Liana Levi, coll. « Opinion », 2003, 141 p., 15 €.

Adulé par ses contemporains, peintre quasi officiel de la cour pontificale (trouvant en Jules II une oreille amie), mais écarté de nos jours comme héritier d'une harmonie par trop lisse et académique, Raphaël fut cependant, durant sa courte vie, animé d'un sentiment religieux à l'écoute des prémices réformistes de l'époque. Daniel Arasse nous indique le cheminement de ce sentiment par l'analyse consciencieuse de plusieurs tableaux — analyse à travers laquelle il pose deux questions : comment l'âme rencontre le surnaturel et quels moyens picturaux sont mis en œuvre par Raphaël pour en rendre compte ?

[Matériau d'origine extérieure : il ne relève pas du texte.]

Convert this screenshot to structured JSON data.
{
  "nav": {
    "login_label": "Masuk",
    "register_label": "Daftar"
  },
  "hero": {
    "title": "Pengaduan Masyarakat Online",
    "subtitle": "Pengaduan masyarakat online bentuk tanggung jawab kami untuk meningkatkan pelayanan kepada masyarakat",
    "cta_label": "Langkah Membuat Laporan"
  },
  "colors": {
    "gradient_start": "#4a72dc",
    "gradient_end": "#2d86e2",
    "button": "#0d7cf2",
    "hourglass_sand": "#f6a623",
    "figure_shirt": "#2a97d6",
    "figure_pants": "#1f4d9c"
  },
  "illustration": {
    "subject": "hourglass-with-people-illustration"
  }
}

Ces œuvres offrent toutes des visions béatifiques. Les deux premières, Sainte Catherine et Sainte Cécile, exposent sans conteste un rapport néoplatonicien de l'homme à Dieu : rien ne doit détruire l'équilibre d'action des deux mondes, et c'est le sage (visionnaire ou non), par la puissance vertueuse de son pur intellect, qui accomplira l'extase divine.
L'auteur nous montre ensuite un lent glissement de pensée chez Raphaël dans la dernière vision analysée, la Transfiguration (1520) : la représentation béatifique se transforme par l'intrusion d'un nouvel élément : le divin amour. Nous passons donc de la représentation calme et subjective de l'union à la fulgurance de la grâce ; la croyance en l'intellect souverain est dépassée par cette déroutante irruption en l'homme, qui ne pourra espérer l'extase que s'il s'humilie en totalité. La mort précoce de Raphaël empêche de dire s'il aurait poursuivi cette évolution.
La deuxième et brève partie de l'ouvrage ouvre un autre horizon. Partant d'une analyse de Walter Benjamin sur la différence entre valeur cultuelle et valeur d'exposition d'une œuvre, Arasse montre, en l'appliquant à la Madone Sixtine (étrange vision de la Vierge où la peinture semble devoir être scrutée), que l'on peut en arriver à une sorte de culte d'exposition... Cela aurait mérité un plus long développement en mettant en valeur le fait que les techniques de reproduction mécaniques d'un tableau font s'interroger sur le détournement social de l'art et sur la totale autonomie commerciale qu'on lui confère, lui déniant dès lors toute signification cultuelle ou esthétique.